Dangerous Analogies
May 11, 2005 by PingArgument by analogy is common in discussions of computer security. It’s often a useful way to reason about things, but sometimes an analogy can mislead you. I think a large class of misunderstandings about computer security are due to recurring problems in drawing analogies between what goes on in a computer and what happens in the real world.
The real world is bound by the laws of physics, whereas programming isn’t. Sure, there are physical limitations to the computing hardware we build, but systems engineers have worked hard to give us a mathematical abstraction to build on, and they’ve done a pretty good job. Within this abstraction, programmers basically get to make up whatever they want. Any hardware limitations that do make it through to the software level bear little resemblance to the physical world.

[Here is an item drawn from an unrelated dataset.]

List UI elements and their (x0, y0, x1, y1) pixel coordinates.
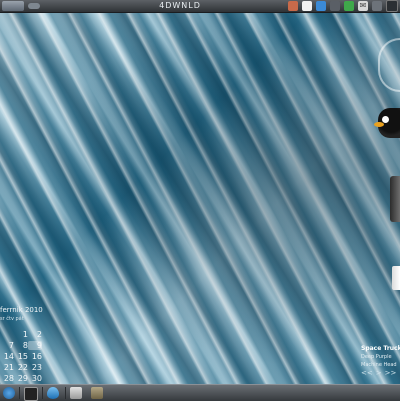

The huge difference is that objects in the real world come with existing relationships, but objects in the software world do not. Physical objects scatter light, exert forces on other objects, and so on. By default, every object in the universe is constantly affecting many other objects. Suppressing these relationships takes special work.

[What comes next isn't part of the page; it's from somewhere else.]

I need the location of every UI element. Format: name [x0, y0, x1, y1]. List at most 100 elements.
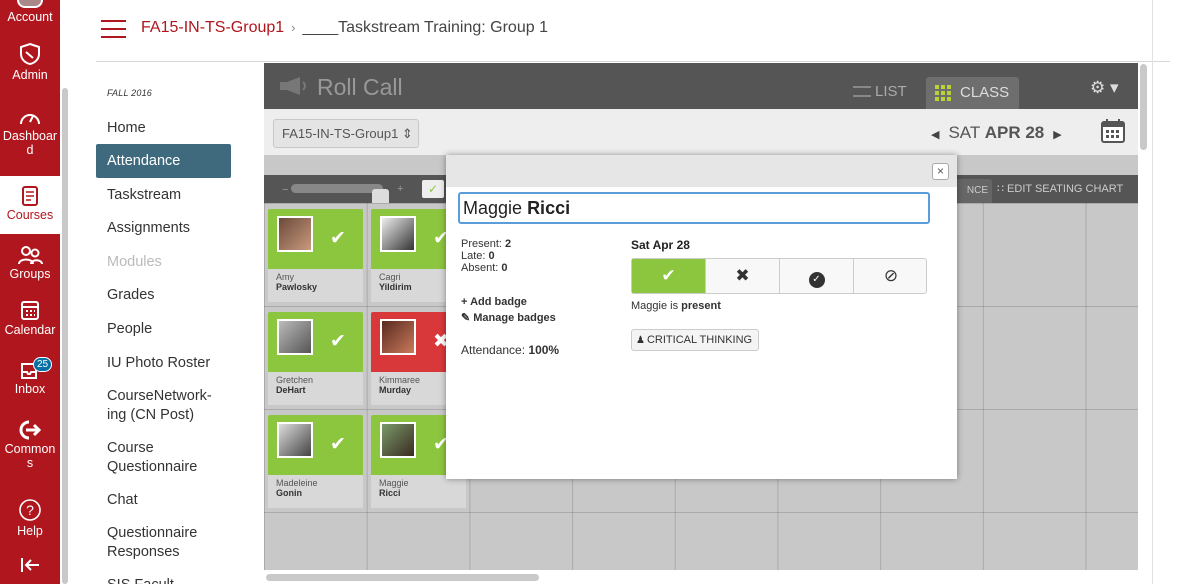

In software, nothing affects or communicates with anything unless you make it do so. Creating relationships takes special work.
Because people are forced to work from physical laws in the real world but have the flexibility to choose simpler laws for software, that ought to make it simpler to build reliable software than reliable real-world objects. It also ought to be possible to uphold a much higher standard of reliability with software, since formal proofs can actually be written about software, and that’s impossible with real objects. Paradoxically, we seem to have much more difficulty with software. All the time, people construct buildings and bridges that last dozens of years, but programmers seem hardly able to create a Web browser that runs for a week without crashing. Civil engineers are confident enough to certify their work and estimate low probabilities of failure, yet software companies routinely disclaim all responsibility for the proper functioning of their own products.
This problem happens because people are propagating and applying the wrong mental model for software security.
May 11th, 2005 at 11:23
I’ve thought about that too — more about the relation or contrast with civil engineers, but the same issue of explanations and metaphors. And always a bit confusing, *computers* actually fulfill all those engineering expectations pretty well, but the programs don’t. So how do we explain that? Lots of people try with process, describing how programmers work differently than engineers, but that’s not a very good justification or explanation; it doesn’t point out the qualitative differences in the work produced. I certainly don’t fully understand the combination of math, bureacracy, and engineering that makes up a typical program, which makes it pretty darn hard to explain.